From 1eacf30b5d30bcfbe1b4102149f0527df0948c9c Mon Sep 17 00:00:00 2001
From: Felix Marty <felmarty@amd.com>
Date: Mon, 3 Feb 2025 09:29:19 +0100
Subject: [PATCH] fix undefined variables

Signed-off-by: Felix Marty <felmarty@amd.com>
---
 .../layers/quantization/quark/schemes/quark_w8a8_fp8.py  | 9 ++++++---
 1 file changed, 6 insertions(+), 3 deletions(-)

diff --git a/vllm/model_executor/layers/quantization/quark/schemes/quark_w8a8_fp8.py b/vllm/model_executor/layers/quantization/quark/schemes/quark_w8a8_fp8.py
index 888753932d162..2713a9d8cdfc0 100644
--- a/vllm/model_executor/layers/quantization/quark/schemes/quark_w8a8_fp8.py
+++ b/vllm/model_executor/layers/quantization/quark/schemes/quark_w8a8_fp8.py
@@ -37,9 +37,10 @@ def process_weights_after_loading(self, layer) -> None:
                     weight=layer.weight,
                     weight_scale=layer.weight_scale,
                     input_scale=layer.input_scale)

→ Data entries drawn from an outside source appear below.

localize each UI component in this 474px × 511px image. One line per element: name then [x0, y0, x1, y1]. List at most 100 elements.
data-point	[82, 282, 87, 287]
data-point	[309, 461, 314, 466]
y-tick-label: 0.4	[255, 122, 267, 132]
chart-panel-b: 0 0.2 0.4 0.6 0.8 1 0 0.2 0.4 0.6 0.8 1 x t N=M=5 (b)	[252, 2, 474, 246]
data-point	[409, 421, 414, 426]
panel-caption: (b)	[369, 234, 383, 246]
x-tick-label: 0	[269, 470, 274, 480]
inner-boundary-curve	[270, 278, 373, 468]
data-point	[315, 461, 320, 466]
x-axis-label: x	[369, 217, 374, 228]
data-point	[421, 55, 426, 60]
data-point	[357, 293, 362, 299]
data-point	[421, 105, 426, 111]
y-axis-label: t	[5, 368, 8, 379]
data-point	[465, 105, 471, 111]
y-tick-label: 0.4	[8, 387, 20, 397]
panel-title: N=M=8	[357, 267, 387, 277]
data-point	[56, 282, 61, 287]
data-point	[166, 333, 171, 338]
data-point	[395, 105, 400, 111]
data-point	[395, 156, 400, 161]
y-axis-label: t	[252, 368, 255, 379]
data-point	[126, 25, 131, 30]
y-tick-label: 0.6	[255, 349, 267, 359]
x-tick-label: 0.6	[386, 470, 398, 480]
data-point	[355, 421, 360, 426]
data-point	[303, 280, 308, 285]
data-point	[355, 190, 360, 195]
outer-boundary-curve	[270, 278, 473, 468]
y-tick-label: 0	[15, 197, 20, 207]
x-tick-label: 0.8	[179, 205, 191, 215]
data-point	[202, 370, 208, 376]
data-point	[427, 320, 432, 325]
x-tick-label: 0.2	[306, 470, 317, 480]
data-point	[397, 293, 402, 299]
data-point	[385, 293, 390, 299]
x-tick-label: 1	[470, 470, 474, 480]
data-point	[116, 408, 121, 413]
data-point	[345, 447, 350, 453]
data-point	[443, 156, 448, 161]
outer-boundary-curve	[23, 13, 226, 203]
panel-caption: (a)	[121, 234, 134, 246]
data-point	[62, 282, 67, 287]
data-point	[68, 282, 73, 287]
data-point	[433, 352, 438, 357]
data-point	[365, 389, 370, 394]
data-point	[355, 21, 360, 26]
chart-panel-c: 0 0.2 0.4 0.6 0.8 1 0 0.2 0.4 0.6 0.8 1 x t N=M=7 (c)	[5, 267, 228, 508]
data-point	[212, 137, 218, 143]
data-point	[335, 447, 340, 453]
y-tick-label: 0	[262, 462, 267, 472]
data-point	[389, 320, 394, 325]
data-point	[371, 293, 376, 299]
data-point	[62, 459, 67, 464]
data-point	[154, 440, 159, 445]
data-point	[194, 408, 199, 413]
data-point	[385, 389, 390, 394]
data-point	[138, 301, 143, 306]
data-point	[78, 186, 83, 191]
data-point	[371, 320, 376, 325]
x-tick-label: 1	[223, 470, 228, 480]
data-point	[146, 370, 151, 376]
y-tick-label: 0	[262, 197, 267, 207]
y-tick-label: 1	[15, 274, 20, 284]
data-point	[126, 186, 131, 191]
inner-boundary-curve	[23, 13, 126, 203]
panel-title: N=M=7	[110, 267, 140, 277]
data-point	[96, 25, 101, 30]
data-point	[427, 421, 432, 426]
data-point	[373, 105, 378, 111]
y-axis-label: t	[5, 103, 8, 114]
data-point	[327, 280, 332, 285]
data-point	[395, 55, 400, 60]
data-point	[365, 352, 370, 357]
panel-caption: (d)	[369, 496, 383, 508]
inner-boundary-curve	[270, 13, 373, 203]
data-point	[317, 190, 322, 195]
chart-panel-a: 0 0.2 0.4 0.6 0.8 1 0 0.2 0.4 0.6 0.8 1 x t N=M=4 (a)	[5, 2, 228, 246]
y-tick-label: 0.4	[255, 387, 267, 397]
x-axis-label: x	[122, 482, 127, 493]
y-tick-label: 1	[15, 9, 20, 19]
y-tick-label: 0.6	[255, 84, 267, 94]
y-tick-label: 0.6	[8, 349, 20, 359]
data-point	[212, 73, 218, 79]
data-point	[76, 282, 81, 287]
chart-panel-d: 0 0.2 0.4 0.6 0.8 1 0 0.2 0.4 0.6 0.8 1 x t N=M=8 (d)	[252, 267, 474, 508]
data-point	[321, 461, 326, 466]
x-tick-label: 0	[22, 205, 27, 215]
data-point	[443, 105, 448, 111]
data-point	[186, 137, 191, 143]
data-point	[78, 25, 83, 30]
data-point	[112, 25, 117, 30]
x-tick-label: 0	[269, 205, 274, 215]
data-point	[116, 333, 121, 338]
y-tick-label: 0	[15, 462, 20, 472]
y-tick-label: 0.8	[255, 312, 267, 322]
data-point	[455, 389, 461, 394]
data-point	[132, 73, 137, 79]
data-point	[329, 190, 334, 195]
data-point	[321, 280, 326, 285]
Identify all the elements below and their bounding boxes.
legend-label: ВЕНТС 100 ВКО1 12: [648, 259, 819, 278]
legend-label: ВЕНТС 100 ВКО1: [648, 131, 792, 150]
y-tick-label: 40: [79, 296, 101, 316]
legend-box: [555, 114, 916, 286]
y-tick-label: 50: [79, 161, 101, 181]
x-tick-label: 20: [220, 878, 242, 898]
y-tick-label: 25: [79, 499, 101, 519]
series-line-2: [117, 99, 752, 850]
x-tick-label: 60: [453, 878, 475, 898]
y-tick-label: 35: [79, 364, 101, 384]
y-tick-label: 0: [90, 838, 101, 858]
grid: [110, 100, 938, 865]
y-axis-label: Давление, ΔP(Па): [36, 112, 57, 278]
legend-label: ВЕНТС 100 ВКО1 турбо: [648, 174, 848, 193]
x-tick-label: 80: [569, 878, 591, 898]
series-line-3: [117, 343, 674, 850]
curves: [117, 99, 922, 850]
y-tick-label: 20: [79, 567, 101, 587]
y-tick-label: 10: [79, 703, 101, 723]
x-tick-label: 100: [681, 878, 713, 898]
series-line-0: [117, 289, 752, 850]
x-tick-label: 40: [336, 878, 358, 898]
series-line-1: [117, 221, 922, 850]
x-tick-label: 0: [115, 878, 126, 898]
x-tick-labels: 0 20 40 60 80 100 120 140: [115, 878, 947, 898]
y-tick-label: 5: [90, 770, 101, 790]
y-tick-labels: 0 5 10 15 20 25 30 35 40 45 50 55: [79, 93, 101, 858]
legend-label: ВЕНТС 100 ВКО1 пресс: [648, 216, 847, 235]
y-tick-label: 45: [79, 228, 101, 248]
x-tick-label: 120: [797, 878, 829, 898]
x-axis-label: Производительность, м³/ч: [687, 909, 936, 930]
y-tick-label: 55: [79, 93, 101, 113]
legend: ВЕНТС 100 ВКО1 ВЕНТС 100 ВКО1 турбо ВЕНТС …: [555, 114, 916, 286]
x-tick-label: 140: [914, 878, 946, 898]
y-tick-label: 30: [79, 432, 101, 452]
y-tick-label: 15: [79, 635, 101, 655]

-                if input_scale is not None:
-                    layer.input_scale = Parameter(input_scale,
-                                                  requires_grad=False)
+            else:
+                max_w_scale = layer.weight_scale
+                weight = layer.weight
+                input_scale = layer.input_scape
 
             max_w_scale, weight = requantize_with_max_scale(
                 weight=weight,
@@ -49,6 +50,8 @@ def process_weights_after_loading(self, layer) -> None:
 
             layer.weight = Parameter(weight.t(), requires_grad=False)
             layer.weight_scale = Parameter(max_w_scale, requires_grad=False)
+            if input_scale is not None:
+                layer.input_scale = Parameter(input_scale, requires_grad=False)
 
         # If channelwise, scales are already lined up, so just transpose.
         elif self.qscheme == "per_channel":